Adapted by StarChefs.com
February 2012
Yield: 4 people


Flash Fried Oysters
12 ounces corn flour
2 teaspoons New Mexican chili powder
2 teaspoons cayenne pepper
1 teaspoon onion powder
1 teaspoon garlic powder
2 tablespoons corn starch
3 tablespoons kosher salt
1 dozen shucked Gulf oysters
Creole Tartar Sauce
2 cups mayonnaise
½ cup red onion, brunoise
1 lemon, juiced
3 tablespoons Creole mustard
3 tablespoons sugar
2 teaspoons capers
Pickled Mirliton
1 small mirliton, boiled for 20 to 30 minutes, peeled, and small diced
3 red onion
1 minced Anaheim chili, seeded and sliced into thin rings
1½ teaspoons garlic
3 tablespoons white vinegar
1 teaspoon sugar
5 tablespoons olive oil
black pepper


For the Flash Fried Oysters:
Mix the flour, chili powder, cayenne pepper, onion powder, garlic powder, cornstarch, and salt together. Dredge the oysters through the seasoned corn flour. Fry at 350°F for 1 minute. Pull from the fryer and place on paper towels to drain.

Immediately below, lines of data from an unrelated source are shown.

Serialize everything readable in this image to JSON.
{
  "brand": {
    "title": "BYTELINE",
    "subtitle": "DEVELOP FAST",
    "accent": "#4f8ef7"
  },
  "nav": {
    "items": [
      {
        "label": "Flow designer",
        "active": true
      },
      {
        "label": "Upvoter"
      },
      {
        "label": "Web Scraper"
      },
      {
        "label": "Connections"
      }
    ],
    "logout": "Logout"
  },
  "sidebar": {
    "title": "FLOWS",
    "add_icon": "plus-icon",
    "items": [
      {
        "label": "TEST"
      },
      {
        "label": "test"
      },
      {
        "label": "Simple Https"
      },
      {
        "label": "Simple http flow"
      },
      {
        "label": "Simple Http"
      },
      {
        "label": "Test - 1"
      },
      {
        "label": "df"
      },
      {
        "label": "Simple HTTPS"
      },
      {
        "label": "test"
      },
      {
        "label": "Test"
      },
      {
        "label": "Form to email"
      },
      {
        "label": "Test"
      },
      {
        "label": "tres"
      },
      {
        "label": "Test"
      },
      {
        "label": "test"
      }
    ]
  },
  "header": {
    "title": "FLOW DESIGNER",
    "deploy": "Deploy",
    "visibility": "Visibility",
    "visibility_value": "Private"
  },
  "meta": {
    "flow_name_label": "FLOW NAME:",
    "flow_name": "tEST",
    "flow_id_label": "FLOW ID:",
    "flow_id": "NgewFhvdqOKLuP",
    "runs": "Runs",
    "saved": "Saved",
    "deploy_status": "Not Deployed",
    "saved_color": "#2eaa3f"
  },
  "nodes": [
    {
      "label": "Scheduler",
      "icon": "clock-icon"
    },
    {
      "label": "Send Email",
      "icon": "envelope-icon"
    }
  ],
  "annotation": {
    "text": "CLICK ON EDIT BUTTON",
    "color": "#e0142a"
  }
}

For the Creole Tartar Sauce:
In stainless steel or glass bowl, whisk the mayonnaise, red onion, lemon juice, mustard, sugar, capers, and salt together until combined well.

For the Pickled Mirliton:
Fold the mirliton, onion, chili, garlic, vinegar, sugar, olive oil, salt, and pepper together and marinate for 30 minutes to 1 hour.

To Assemble and Serve:
Arrange Flash Fried Oysters on a plate and garnish with Creole Tartar Sauce and Pickled Mirliton.